What sorts of clinical studies will you be conducting?
We have clinical studies focused initially on two cancer types, which are both women's cancers ovarian and breast cancers. So, the company has completed several trials. We also have two prospective studies in the field and are about to start a very large third prospective study in breast cancer right now.
So, our focus historically has been in the breast and ovarian area. We're moving now toward looking at some other tumor types where we think the technology might have a lot of benefit.
How are you processing the information to arrive at clinical recommendations?
We have sets of algorithms. The company is set up as a CLIA certified lab, and when we receive specimens, we have a set of technologies that a physician would like tested against a particular tumor. And then [we] make recommendations based on the result of that.

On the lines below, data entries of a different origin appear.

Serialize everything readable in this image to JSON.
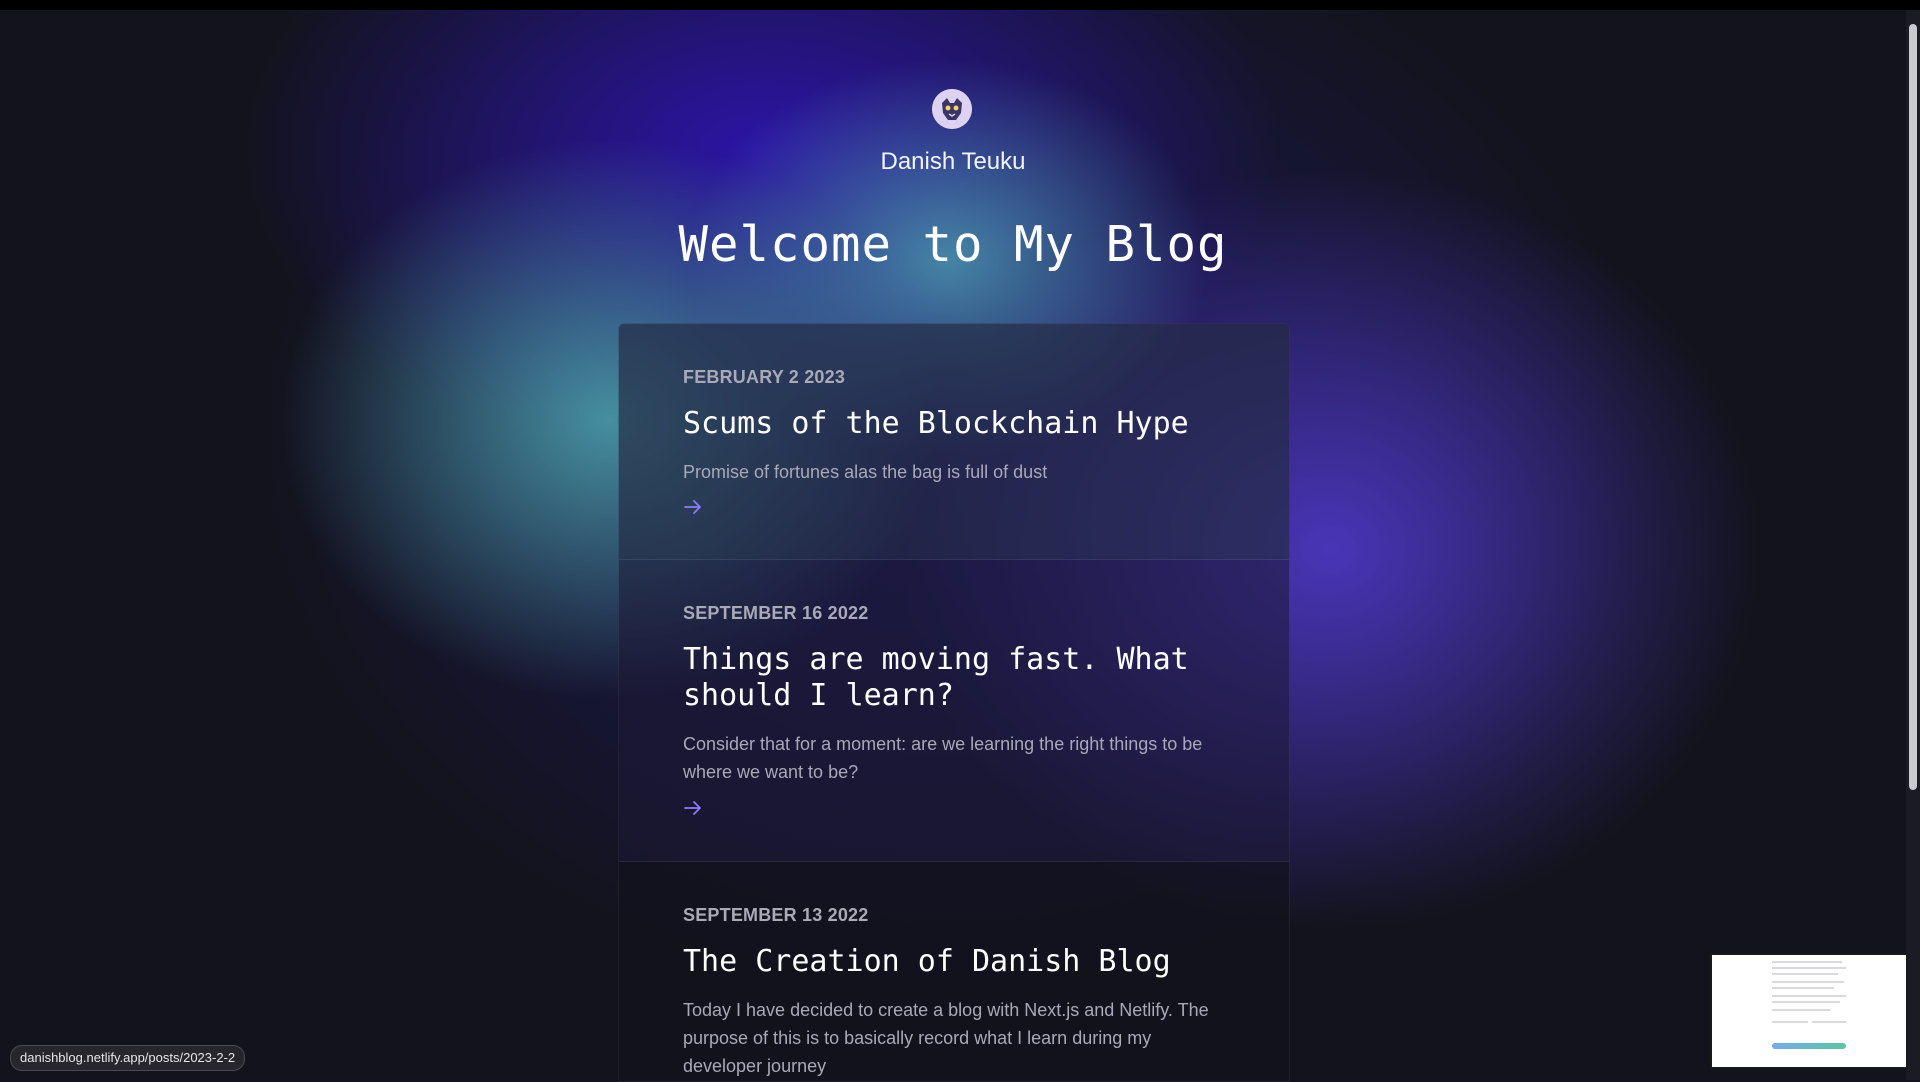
{
  "profile": {
    "author_name": "Danish Teuku"
  },
  "page": {
    "title": "Welcome to My Blog"
  },
  "posts": [
    {
      "date": "FEBRUARY 2 2023",
      "title": "Scums of the Blockchain Hype",
      "excerpt": "Promise of fortunes alas the bag is full of dust",
      "arrow_icon": "arrow-right-icon"
    },
    {
      "date": "SEPTEMBER 16 2022",
      "title": "Things are moving fast. What should I learn?",
      "excerpt": "Consider that for a moment: are we learning the right things to be where we want to be?",
      "arrow_icon": "arrow-right-icon"
    },
    {
      "date": "SEPTEMBER 13 2022",
      "title": "The Creation of Danish Blog",
      "excerpt": "Today I have decided to create a blog with Next.js and Netlify. The purpose of this is to basically record what I learn during my developer journey"
    }
  ],
  "status_bar": {
    "link_url": "danishblog.netlify.app/posts/2023-2-2"
  },
  "colors": {
    "accent": "#8b7cf6",
    "background": "#13131d",
    "text_muted": "#a8a8b8"
  }
}
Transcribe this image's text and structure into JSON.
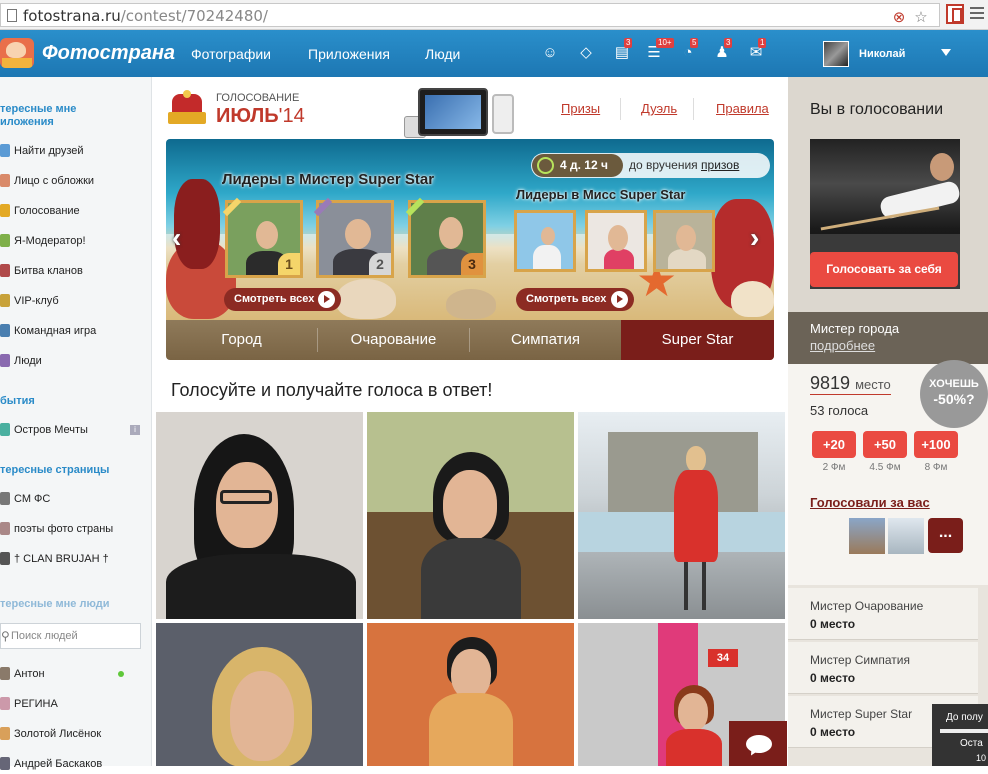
{
  "browser": {
    "url_host": "fotostrana.ru",
    "url_path": "/contest/70242480/"
  },
  "nav": {
    "logo": "Фотострана",
    "links": [
      "Фотографии",
      "Приложения",
      "Люди"
    ],
    "badges": [
      "3",
      "10+",
      "5",
      "3",
      "1"
    ],
    "user": "Николай"
  },
  "sidebar": {
    "apps_heading": "тересные мне\nиложения",
    "apps": [
      "Найти друзей",
      "Лицо с обложки",
      "Голосование",
      "Я-Модератор!",
      "Битва кланов",
      "VIP-клуб",
      "Командная игра",
      "Люди"
    ],
    "events_heading": "бытия",
    "events": [
      "Остров Мечты"
    ],
    "pages_heading": "тересные страницы",
    "pages": [
      "СМ ФС",
      "поэты фото страны",
      "† CLAN BRUJAH †"
    ],
    "people_heading": "тересные мне люди",
    "search_placeholder": "Поиск людей",
    "people": [
      "Антон",
      "РЕГИНА",
      "Золотой Лисёнок",
      "Андрей Баскаков"
    ]
  },
  "contest": {
    "label": "ГОЛОСОВАНИЕ",
    "month": "ИЮЛЬ",
    "year": "'14",
    "links": [
      "Призы",
      "Дуэль",
      "Правила"
    ]
  },
  "banner": {
    "mr_title": "Лидеры в Мистер Super Star",
    "miss_title": "Лидеры в Мисс Super Star",
    "ranks": [
      "1",
      "2",
      "3"
    ],
    "timer": "4 д. 12 ч",
    "timer_label": "до вручения",
    "timer_link": "призов",
    "see_all": "Смотреть всех"
  },
  "tabs": [
    "Город",
    "Очарование",
    "Симпатия",
    "Super Star"
  ],
  "heading": "Голосуйте и получайте голоса в ответ!",
  "right": {
    "title": "Вы в голосовании",
    "vote_self": "Голосовать за себя",
    "category": "Мистер города",
    "more": "подробнее",
    "position_num": "9819",
    "position_word": "место",
    "votes": "53 голоса",
    "want_a": "ХОЧЕШЬ",
    "want_b": "-50%?",
    "plus": [
      "+20",
      "+50",
      "+100"
    ],
    "fm": [
      "2 Фм",
      "4.5 Фм",
      "8 Фм"
    ],
    "voted_for_you": "Голосовали за вас",
    "more_btn": "...",
    "cats": [
      {
        "name": "Мистер Очарование",
        "place": "0 место"
      },
      {
        "name": "Мистер Симпатия",
        "place": "0 место"
      },
      {
        "name": "Мистер Super Star",
        "place": "0 место"
      }
    ]
  },
  "tooltip": {
    "a": "До полу",
    "b": "Оста",
    "c": "10"
  }
}
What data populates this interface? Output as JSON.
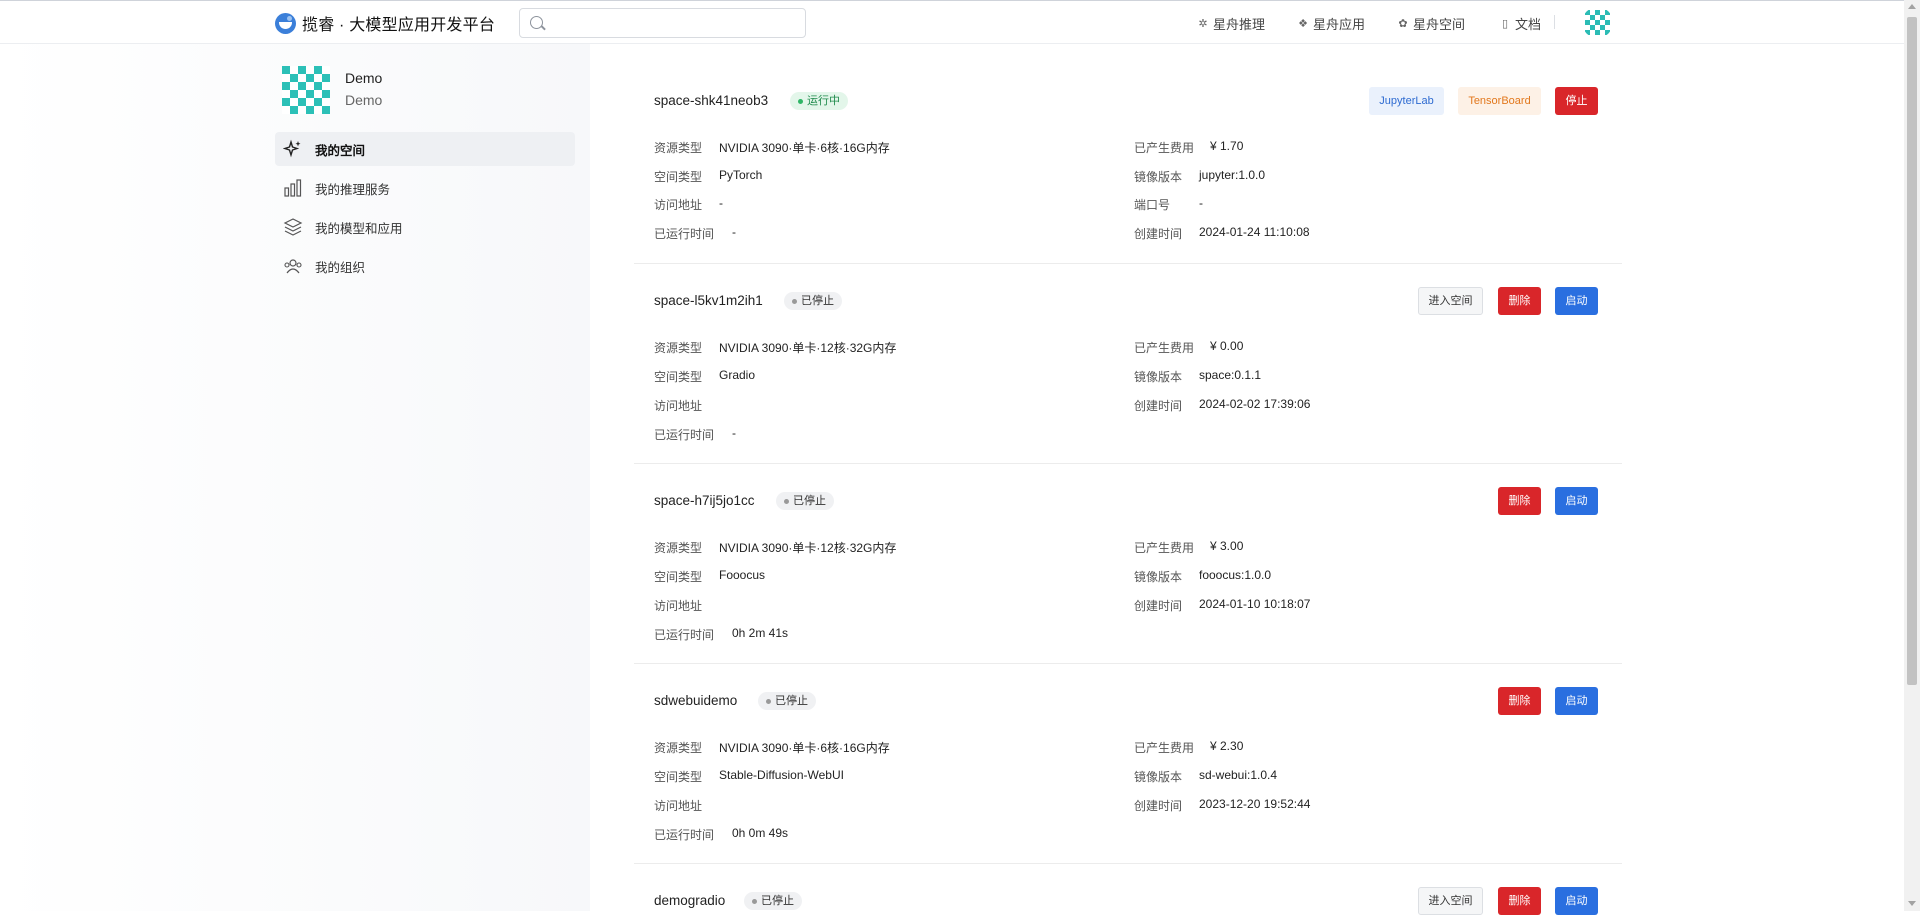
{
  "app": {
    "brand": "揽睿 · 大模型应用开发平台"
  },
  "search": {
    "placeholder": ""
  },
  "nav": {
    "items": [
      {
        "label": "星舟推理",
        "icon": "sparkle-icon"
      },
      {
        "label": "星舟应用",
        "icon": "apps-icon"
      },
      {
        "label": "星舟空间",
        "icon": "spaces-icon"
      },
      {
        "label": "文档",
        "icon": "doc-icon"
      }
    ]
  },
  "profile": {
    "name": "Demo",
    "sub": "Demo"
  },
  "sidebar": {
    "items": [
      {
        "label": "我的空间",
        "icon": "sparkles-icon",
        "active": true
      },
      {
        "label": "我的推理服务",
        "icon": "bar-chart-icon",
        "active": false
      },
      {
        "label": "我的模型和应用",
        "icon": "layers-icon",
        "active": false
      },
      {
        "label": "我的组织",
        "icon": "users-icon",
        "active": false
      }
    ]
  },
  "labels": {
    "resource_type": "资源类型",
    "space_type": "空间类型",
    "access_url": "访问地址",
    "run_time": "已运行时间",
    "cost": "已产生费用",
    "image_version": "镜像版本",
    "port": "端口号",
    "created": "创建时间"
  },
  "buttons": {
    "jupyter": "JupyterLab",
    "tensorboard": "TensorBoard",
    "stop": "停止",
    "enter": "进入空间",
    "delete": "删除",
    "start": "启动"
  },
  "spaces": [
    {
      "name": "space-shk41neob3",
      "status": "运行中",
      "resource": "NVIDIA 3090·单卡·6核·16G内存",
      "space_type": "PyTorch",
      "access_url": "-",
      "run_time": "-",
      "cost": "¥ 1.70",
      "image": "jupyter:1.0.0",
      "port": "-",
      "created": "2024-01-24 11:10:08"
    },
    {
      "name": "space-l5kv1m2ih1",
      "status": "已停止",
      "resource": "NVIDIA 3090·单卡·12核·32G内存",
      "space_type": "Gradio",
      "access_url": "",
      "run_time": "-",
      "cost": "¥ 0.00",
      "image": "space:0.1.1",
      "created": "2024-02-02 17:39:06"
    },
    {
      "name": "space-h7ij5jo1cc",
      "status": "已停止",
      "resource": "NVIDIA 3090·单卡·12核·32G内存",
      "space_type": "Fooocus",
      "access_url": "",
      "run_time": "0h 2m 41s",
      "cost": "¥ 3.00",
      "image": "fooocus:1.0.0",
      "created": "2024-01-10 10:18:07"
    },
    {
      "name": "sdwebuidemo",
      "status": "已停止",
      "resource": "NVIDIA 3090·单卡·6核·16G内存",
      "space_type": "Stable-Diffusion-WebUI",
      "access_url": "",
      "run_time": "0h 0m 49s",
      "cost": "¥ 2.30",
      "image": "sd-webui:1.0.4",
      "created": "2023-12-20 19:52:44"
    },
    {
      "name": "demogradio",
      "status": "已停止"
    }
  ],
  "colors": {
    "primary": "#2a6fe0",
    "danger": "#d9262a",
    "running": "#2fb566"
  }
}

We've put that through a clinical trial to understand the strength of the prediction it has come out very favorable. We have studies in ovarian cancer looking back on historic clinical specimens we've received [that] showed that when a physician follows the result of a test, the women have live three times longer before having a recurrence of the disease. Three times the progression-free interval.
What we're doing is, we're taking that technology, applying it prospectively in a study in ovarian cancer that's where the principal investigator is, at Yale Cancer Center. They're conducting it at twelve sites throughout the country. We're also taking the technologies that showed that predictive value and we're incorporating certain genetic factors that we have found in our research that were also predictive markers.
We have developed and also licensed technology in from Carnegie Mellon University and the University of Pittsburgh School of Medicine. So, we've incorporated that technology, done a lot of in-house development of that, and that is run out of our lab here.
Is this is the first company to use this kind of integrative approach?
I don't know the answer to that. I'd say a lot of people are looking to choose a technology and really ride that horse. A lot of things hold signals, so why not try to read the signals where they exist? I have no agenda to try to certify certain technology we want to build the most predictive system we can.
Who are your competitors?
This whole personalized medicine area, particularly in cancer, is very broad. So a lot of people are looking at clinical problems within this area. I'm not aware of anybody who's doing it like we are, but that doesn't mean that there aren't great technologies out there that are taking a slightly different path on it.